Lèse-majesté: the crime of violating majesty, an offence against the dignity of a reigning sovereign or against a state.
Next week will be clogged with tributes to the 50th anniversary to "rock's greatest record," the Beatles' Sgt. Pepper.
But an equally important milestone passes tomorrow: the 40th anniversary of the most controversial, dangerous and gloriously offensive record ever made.
Just a year earlier, Queen - the Freddie Mercury band, not Elizabeth
Mountbatten-Windsor - had concluded their masterpiece album, A Night At
The Opera, with an electric but sincere version of "God Save The
Queen," just after the final gong of "Bohemian Rhapsody" faded. They closed the show with it for years. Rock
royalty, indeed.
The Sex Pistols were rebelling as much against bands like Queen as they were against royalty. But the specific approach, the lese majeste of "God Save The Queen," was the most singular moment of the rebellion.
There's no way a mere American, receiving Queen the band, Queen the monarch, and the Sex Pistols all as transatlantic translation, can truly understand how obscene this perversion of the national anthem sounded in 1977 Britain. There's no way to explain the patriotic frenzy of the Royal Jubilee, (Elizabeth II's 25th anniversary on the throne, and who would have thought SHE would still be around 40 years later). The Bicentennial kind of gets at it - but it would be like the Bicentennial with a living George Washington, or a descendant receiving Kennedy-style adulation, who was seen as the embodiment of the nation itself.
Even before you played the record - because it was most certainly NOT on the radio, so you had to buy it on reputation only, and that's IF you were lucky enough to find a store that would sell it - the obscenity began, with Her Majesty's face defaced by lettering that was then associated with ransom notes but now, precisely because of this record, is seen as "punk rock."
And as the record plays the nation that Hitler had bombed barely 30 years earlier, still full of millions of war veterans, was called "fascist." Elizabeth is lyrically, literally, stripped of her humanity - "she ain't no human being." The very notion of morality itself is rejected - "when there's no future, how can there be sin?"
The only American analogy I can come up with - and this is after decades of consideration - is Henrdix's Star Spangled Banner at Woodstock, another deconstructed version of a national anthem. And you would have to package it with a burning flag on the cover.
But there were a lot more hippies and Vietnam War opponents in August 1969 than there were first generation punk rockers in May 1977. And while the 1960s preached peace and love, "God Save the Queen" was pure apocalyptic nihilism, ending with "no future for you."
"You don't write 'God Save The Queen' because you hate the English race.

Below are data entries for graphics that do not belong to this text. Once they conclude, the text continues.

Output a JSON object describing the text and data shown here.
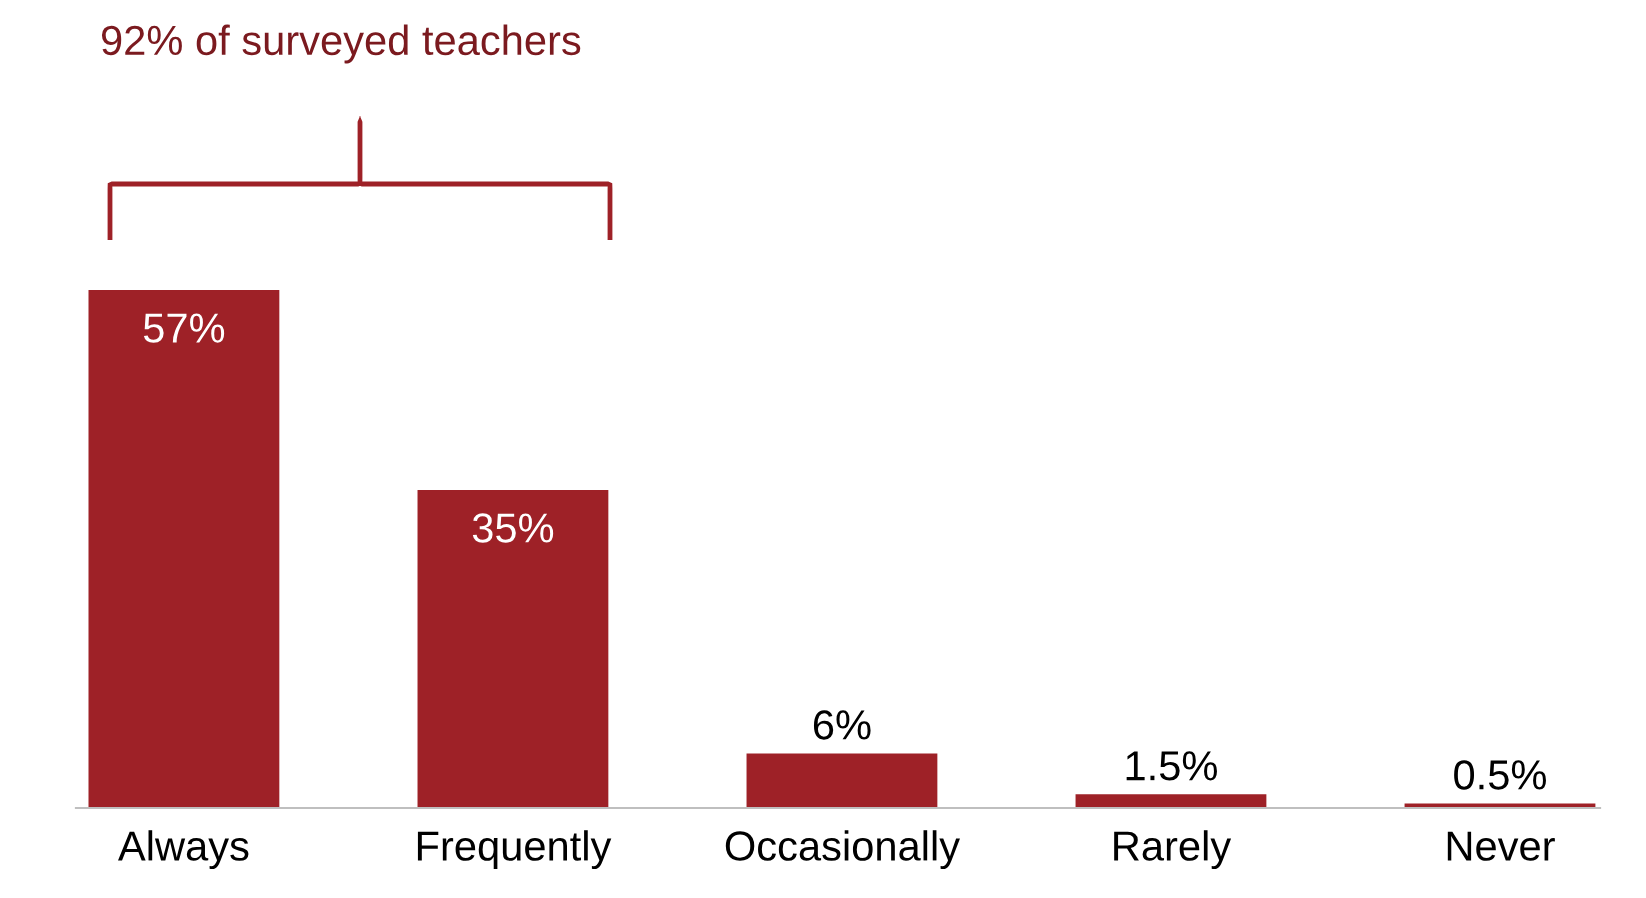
{
  "chart_data": {
    "type": "bar",
    "categories": [
      "Always",
      "Frequently",
      "Occasionally",
      "Rarely",
      "Never"
    ],
    "values": [
      57,
      35,
      6,
      1.5,
      0.5
    ],
    "value_labels": [
      "57%",
      "35%",
      "6%",
      "1.5%",
      "0.5%"
    ],
    "color": "#9e2127",
    "annotations": [
      "92% of surveyed teachers"
    ],
    "grid": false,
    "legend": false
  }
}
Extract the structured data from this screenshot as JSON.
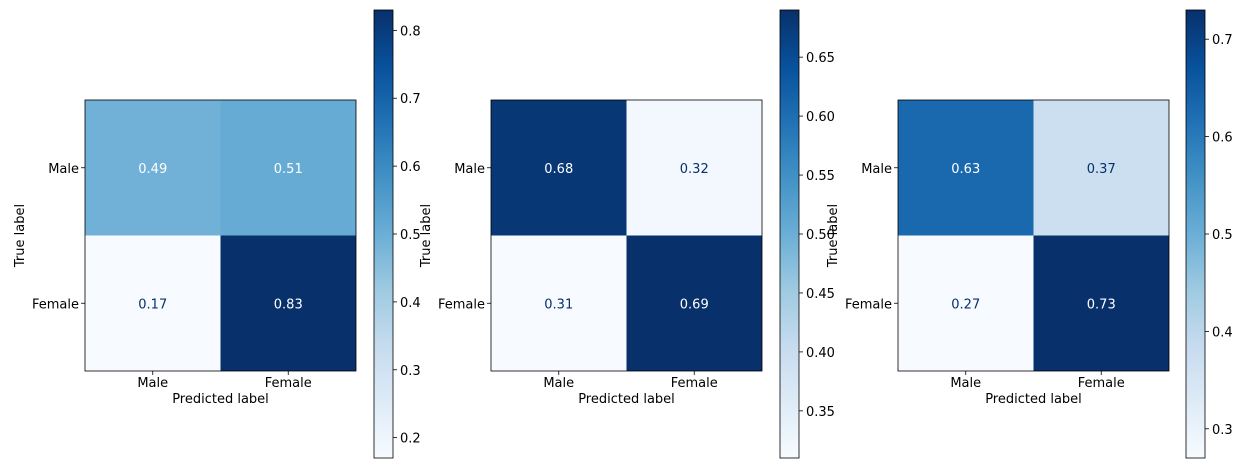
{
  "chart_data": [
    {
      "type": "heatmap",
      "title": "",
      "xlabel": "Predicted label",
      "ylabel": "True label",
      "x_categories": [
        "Male",
        "Female"
      ],
      "y_categories": [
        "Male",
        "Female"
      ],
      "values": [
        [
          0.49,
          0.51
        ],
        [
          0.17,
          0.83
        ]
      ],
      "colormap": "Blues",
      "vmin": 0.17,
      "vmax": 0.83,
      "colorbar_ticks": [
        "0.2",
        "0.3",
        "0.4",
        "0.5",
        "0.6",
        "0.7",
        "0.8"
      ],
      "grid": false
    },
    {
      "type": "heatmap",
      "title": "",
      "xlabel": "Predicted label",
      "ylabel": "True label",
      "x_categories": [
        "Male",
        "Female"
      ],
      "y_categories": [
        "Male",
        "Female"
      ],
      "values": [
        [
          0.68,
          0.32
        ],
        [
          0.31,
          0.69
        ]
      ],
      "colormap": "Blues",
      "vmin": 0.31,
      "vmax": 0.69,
      "colorbar_ticks": [
        "0.35",
        "0.40",
        "0.45",
        "0.50",
        "0.55",
        "0.60",
        "0.65"
      ],
      "grid": false
    },
    {
      "type": "heatmap",
      "title": "",
      "xlabel": "Predicted label",
      "ylabel": "True label",
      "x_categories": [
        "Male",
        "Female"
      ],
      "y_categories": [
        "Male",
        "Female"
      ],
      "values": [
        [
          0.63,
          0.37
        ],
        [
          0.27,
          0.73
        ]
      ],
      "colormap": "Blues",
      "vmin": 0.27,
      "vmax": 0.73,
      "colorbar_ticks": [
        "0.3",
        "0.4",
        "0.5",
        "0.6",
        "0.7"
      ],
      "grid": false
    }
  ]
}
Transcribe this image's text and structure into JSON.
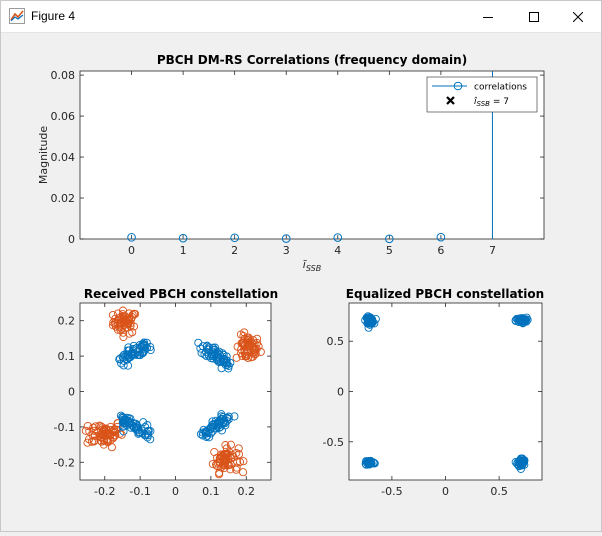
{
  "window": {
    "title": "Figure 4",
    "icons": {
      "app": "matlab-figure-icon",
      "minimize": "minimize-icon",
      "maximize": "maximize-icon",
      "close": "close-icon"
    }
  },
  "chart_data": [
    {
      "type": "stem",
      "title": "PBCH DM-RS Correlations (frequency domain)",
      "xlabel": "i_SSB",
      "ylabel": "Magnitude",
      "xlim": [
        -1,
        8
      ],
      "ylim": [
        0,
        0.082
      ],
      "xticks": [
        0,
        1,
        2,
        3,
        4,
        5,
        6,
        7
      ],
      "yticks": [
        0,
        0.02,
        0.04,
        0.06,
        0.08
      ],
      "ytick_labels": [
        "0",
        "0.02",
        "0.04",
        "0.06",
        "0.08"
      ],
      "grid": false,
      "legend_position": "top-right",
      "series": [
        {
          "name": "correlations",
          "x": [
            0,
            1,
            2,
            3,
            4,
            5,
            6,
            7
          ],
          "values": [
            0.0008,
            0.0004,
            0.0006,
            0.0002,
            0.0007,
            0.0001,
            0.0009,
            0.082
          ],
          "color": "#0072bd"
        }
      ],
      "marker_label": "i_SSB = 7",
      "marker_x": 7
    },
    {
      "type": "scatter",
      "title": "Received PBCH constellation",
      "xlim": [
        -0.27,
        0.27
      ],
      "ylim": [
        -0.25,
        0.25
      ],
      "xticks": [
        -0.2,
        -0.1,
        0,
        0.1,
        0.2
      ],
      "xtick_labels": [
        "-0.2",
        "-0.1",
        "0",
        "0.1",
        "0.2"
      ],
      "yticks": [
        -0.2,
        -0.1,
        0,
        0.1,
        0.2
      ],
      "ytick_labels": [
        "-0.2",
        "-0.1",
        "0",
        "0.1",
        "0.2"
      ],
      "grid": false,
      "clusters": [
        {
          "color": "#d95319",
          "cx": -0.142,
          "cy": 0.196,
          "sx": 0.017,
          "sy": 0.016,
          "n": 55,
          "spread": "blob"
        },
        {
          "color": "#d95319",
          "cx": 0.205,
          "cy": 0.122,
          "sx": 0.017,
          "sy": 0.018,
          "n": 55,
          "spread": "blob"
        },
        {
          "color": "#d95319",
          "cx": -0.205,
          "cy": -0.118,
          "sx": 0.028,
          "sy": 0.019,
          "n": 70,
          "spread": "blob"
        },
        {
          "color": "#d95319",
          "cx": 0.142,
          "cy": -0.192,
          "sx": 0.018,
          "sy": 0.018,
          "n": 60,
          "spread": "blob"
        },
        {
          "color": "#0072bd",
          "x0": -0.155,
          "y0": 0.085,
          "x1": -0.078,
          "y1": 0.132,
          "w": 0.008,
          "n": 55,
          "spread": "line"
        },
        {
          "color": "#0072bd",
          "x0": 0.078,
          "y0": 0.13,
          "x1": 0.15,
          "y1": 0.078,
          "w": 0.008,
          "n": 55,
          "spread": "line"
        },
        {
          "color": "#0072bd",
          "x0": -0.155,
          "y0": -0.075,
          "x1": -0.08,
          "y1": -0.125,
          "w": 0.008,
          "n": 55,
          "spread": "line"
        },
        {
          "color": "#0072bd",
          "x0": 0.075,
          "y0": -0.125,
          "x1": 0.152,
          "y1": -0.072,
          "w": 0.008,
          "n": 55,
          "spread": "line"
        }
      ]
    },
    {
      "type": "scatter",
      "title": "Equalized PBCH constellation",
      "xlim": [
        -0.9,
        0.9
      ],
      "ylim": [
        -0.88,
        0.88
      ],
      "xticks": [
        -0.5,
        0,
        0.5
      ],
      "xtick_labels": [
        "-0.5",
        "0",
        "0.5"
      ],
      "yticks": [
        -0.5,
        0,
        0.5
      ],
      "ytick_labels": [
        "-0.5",
        "0",
        "0.5"
      ],
      "grid": false,
      "clusters": [
        {
          "color": "#0072bd",
          "cx": -0.707,
          "cy": 0.707,
          "sx": 0.018,
          "sy": 0.018,
          "n": 45,
          "spread": "blob"
        },
        {
          "color": "#0072bd",
          "cx": 0.707,
          "cy": 0.707,
          "sx": 0.025,
          "sy": 0.013,
          "n": 45,
          "spread": "blob"
        },
        {
          "color": "#0072bd",
          "cx": -0.707,
          "cy": -0.707,
          "sx": 0.022,
          "sy": 0.013,
          "n": 45,
          "spread": "blob"
        },
        {
          "color": "#0072bd",
          "cx": 0.707,
          "cy": -0.707,
          "sx": 0.018,
          "sy": 0.022,
          "n": 45,
          "spread": "blob"
        }
      ]
    }
  ]
}
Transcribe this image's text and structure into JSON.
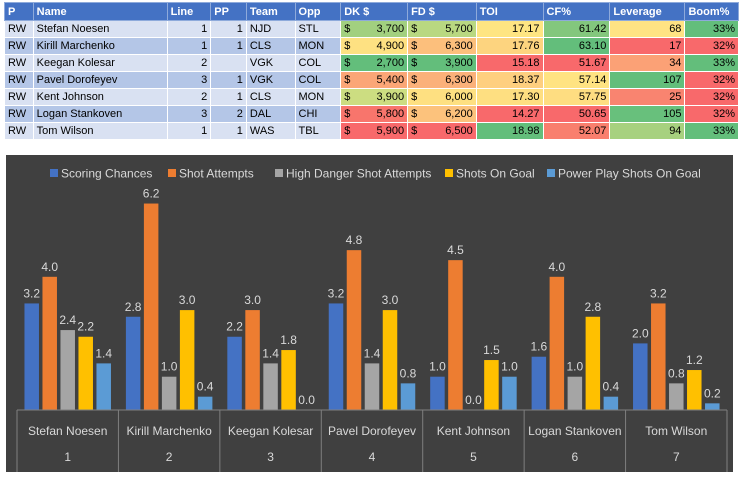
{
  "table": {
    "columns": [
      "P",
      "Name",
      "Line",
      "PP",
      "Team",
      "Opp",
      "DK $",
      "FD $",
      "TOI",
      "CF%",
      "Leverage",
      "Boom%"
    ],
    "rows": [
      {
        "p": "RW",
        "name": "Stefan Noesen",
        "line": "1",
        "pp": "1",
        "team": "NJD",
        "opp": "STL",
        "dk_cur": "$",
        "dk": "3,700",
        "fd_cur": "$",
        "fd": "5,700",
        "toi": "17.17",
        "cf": "61.42",
        "lev": "68",
        "boom": "33%"
      },
      {
        "p": "RW",
        "name": "Kirill Marchenko",
        "line": "1",
        "pp": "1",
        "team": "CLS",
        "opp": "MON",
        "dk_cur": "$",
        "dk": "4,900",
        "fd_cur": "$",
        "fd": "6,300",
        "toi": "17.76",
        "cf": "63.10",
        "lev": "17",
        "boom": "32%"
      },
      {
        "p": "RW",
        "name": "Keegan Kolesar",
        "line": "2",
        "pp": "",
        "team": "VGK",
        "opp": "COL",
        "dk_cur": "$",
        "dk": "2,700",
        "fd_cur": "$",
        "fd": "3,900",
        "toi": "15.18",
        "cf": "51.67",
        "lev": "34",
        "boom": "33%"
      },
      {
        "p": "RW",
        "name": "Pavel Dorofeyev",
        "line": "3",
        "pp": "1",
        "team": "VGK",
        "opp": "COL",
        "dk_cur": "$",
        "dk": "5,400",
        "fd_cur": "$",
        "fd": "6,300",
        "toi": "18.37",
        "cf": "57.14",
        "lev": "107",
        "boom": "32%"
      },
      {
        "p": "RW",
        "name": "Kent Johnson",
        "line": "2",
        "pp": "1",
        "team": "CLS",
        "opp": "MON",
        "dk_cur": "$",
        "dk": "3,900",
        "fd_cur": "$",
        "fd": "6,000",
        "toi": "17.30",
        "cf": "57.75",
        "lev": "25",
        "boom": "32%"
      },
      {
        "p": "RW",
        "name": "Logan Stankoven",
        "line": "3",
        "pp": "2",
        "team": "DAL",
        "opp": "CHI",
        "dk_cur": "$",
        "dk": "5,800",
        "fd_cur": "$",
        "fd": "6,200",
        "toi": "14.27",
        "cf": "50.65",
        "lev": "105",
        "boom": "32%"
      },
      {
        "p": "RW",
        "name": "Tom Wilson",
        "line": "1",
        "pp": "1",
        "team": "WAS",
        "opp": "TBL",
        "dk_cur": "$",
        "dk": "5,900",
        "fd_cur": "$",
        "fd": "6,500",
        "toi": "18.98",
        "cf": "52.07",
        "lev": "94",
        "boom": "33%"
      }
    ],
    "cell_colors": {
      "dk": [
        "#a2d07f",
        "#fee182",
        "#63be7b",
        "#fba677",
        "#ccdd81",
        "#f8756c",
        "#f8696b"
      ],
      "fd": [
        "#b9d881",
        "#fcbf7c",
        "#63be7b",
        "#fbb17a",
        "#fee081",
        "#fcc27c",
        "#f8696b"
      ],
      "toi": [
        "#fee582",
        "#fdd47f",
        "#f8696b",
        "#fecf7f",
        "#fedf81",
        "#f8696b",
        "#63be7b"
      ],
      "cf": [
        "#83c77d",
        "#63be7b",
        "#f8696b",
        "#ffe382",
        "#fedd81",
        "#f8696b",
        "#f97f6e"
      ],
      "lev": [
        "#ffe383",
        "#f8696b",
        "#fba176",
        "#63be7b",
        "#f98470",
        "#68c07c",
        "#a7d17f"
      ],
      "boom": [
        "#63be7b",
        "#f8696b",
        "#63be7b",
        "#f8696b",
        "#f8696b",
        "#f8696b",
        "#63be7b"
      ]
    }
  },
  "chart_data": {
    "type": "bar",
    "title": "",
    "xlabel": "",
    "ylabel": "",
    "ylim": [
      0,
      6.5
    ],
    "grid": false,
    "legend_position": "top",
    "categories": [
      "Stefan Noesen",
      "Kirill Marchenko",
      "Keegan Kolesar",
      "Pavel Dorofeyev",
      "Kent Johnson",
      "Logan Stankoven",
      "Tom Wilson"
    ],
    "category_index": [
      "1",
      "2",
      "3",
      "4",
      "5",
      "6",
      "7"
    ],
    "series": [
      {
        "name": "Scoring Chances",
        "color": "#4472c4",
        "values": [
          3.2,
          2.8,
          2.2,
          3.2,
          1.0,
          1.6,
          2.0
        ]
      },
      {
        "name": "Shot Attempts",
        "color": "#ed7d31",
        "values": [
          4.0,
          6.2,
          3.0,
          4.8,
          4.5,
          4.0,
          3.2
        ]
      },
      {
        "name": "High Danger Shot Attempts",
        "color": "#a5a5a5",
        "values": [
          2.4,
          1.0,
          1.4,
          1.4,
          0.0,
          1.0,
          0.8
        ]
      },
      {
        "name": "Shots On Goal",
        "color": "#ffc000",
        "values": [
          2.2,
          3.0,
          1.8,
          3.0,
          1.5,
          2.8,
          1.2
        ]
      },
      {
        "name": "Power Play Shots On Goal",
        "color": "#5b9bd5",
        "values": [
          1.4,
          0.4,
          0.0,
          0.8,
          1.0,
          0.4,
          0.2
        ]
      }
    ]
  }
}
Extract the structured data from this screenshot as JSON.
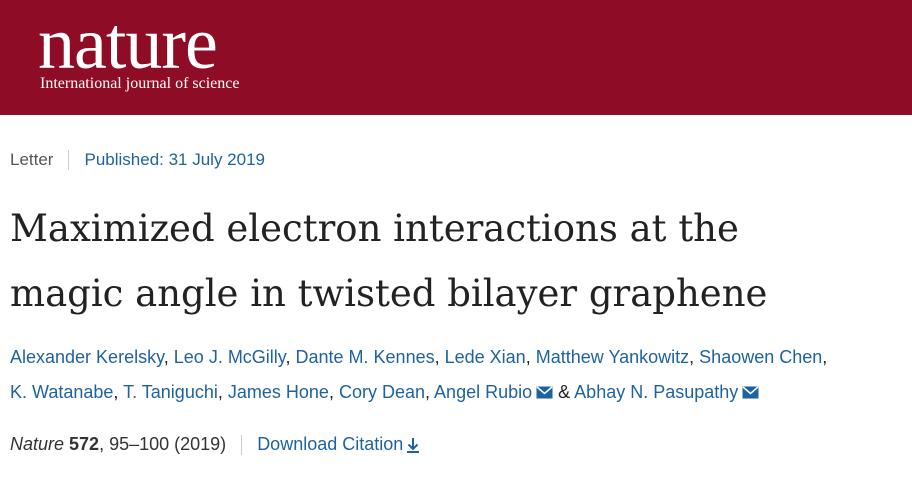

You write a song like that because you love them, and you're fed up
with them being mistreated"- Johnny Rotten
The Pistols' recorded legacy is incredibly brief: less than 20 completed tracks with the core lineup of Johnny Rotten, guitarist Steve Jones, and drummer Paul Cook, most of which are on the one true album. Sid Vicious, of course, never really played; the bass parts are either by Jones or by original bassist Glen Matlock.
The legend is that simplicity and Do It Yourself were the punk ethos - but that was the bands the Pistols inspired. Their own record is dense and layered and highly produced. Because it was nearly impossible for the band to play live without violence, Jones had little else to do and spent endless hours in the studio, overdubbing and overdubbing layers of guitar, which is why no other guitars sound like the guitars on Never Mind The Bollocks. Those guitars, and Rotten's snarl and sneer, are the defining sounds of the band.
On the surface, taken just as lyrics, other individual songs are more offensive than "God Save The Queen," especially the abortion rant "Bodies" ("fuck
this and fuck that/fuck it all you fucked up, fucking brat"), as is the never properly recorded "Belsen Was A
Gas," which comes off more as a failed shock joke.
But it's the four singles, all included on Never Mind The Bollocks, that are the core of the legend.
"Pretty Vacant" is a great rocker, but the lyric is less shocking,
other than Rotten's deliberate pronunciation of "vacant" as "va-CUNT."
And "Holidays in the Sun" is a desperate goodbye, and thus has a greater humanity to it. The critics tend to look back on the first single, "Anarchy In The
UK," as the masterpiece, and as it was first it may have broken more barriers. "I wanna destroy," indeed, though later punks like my hero Joe Strummer of the Clash had plans on how the rubble should be rebuilt.
But bile as bitter as "God Save The Queen" could never be duplicated, and rage this intense was unsustainable. The band self-destructed only months later. The one song more than any other, the one track that was not just part of rock history but of history itself, is "God Save The Queen."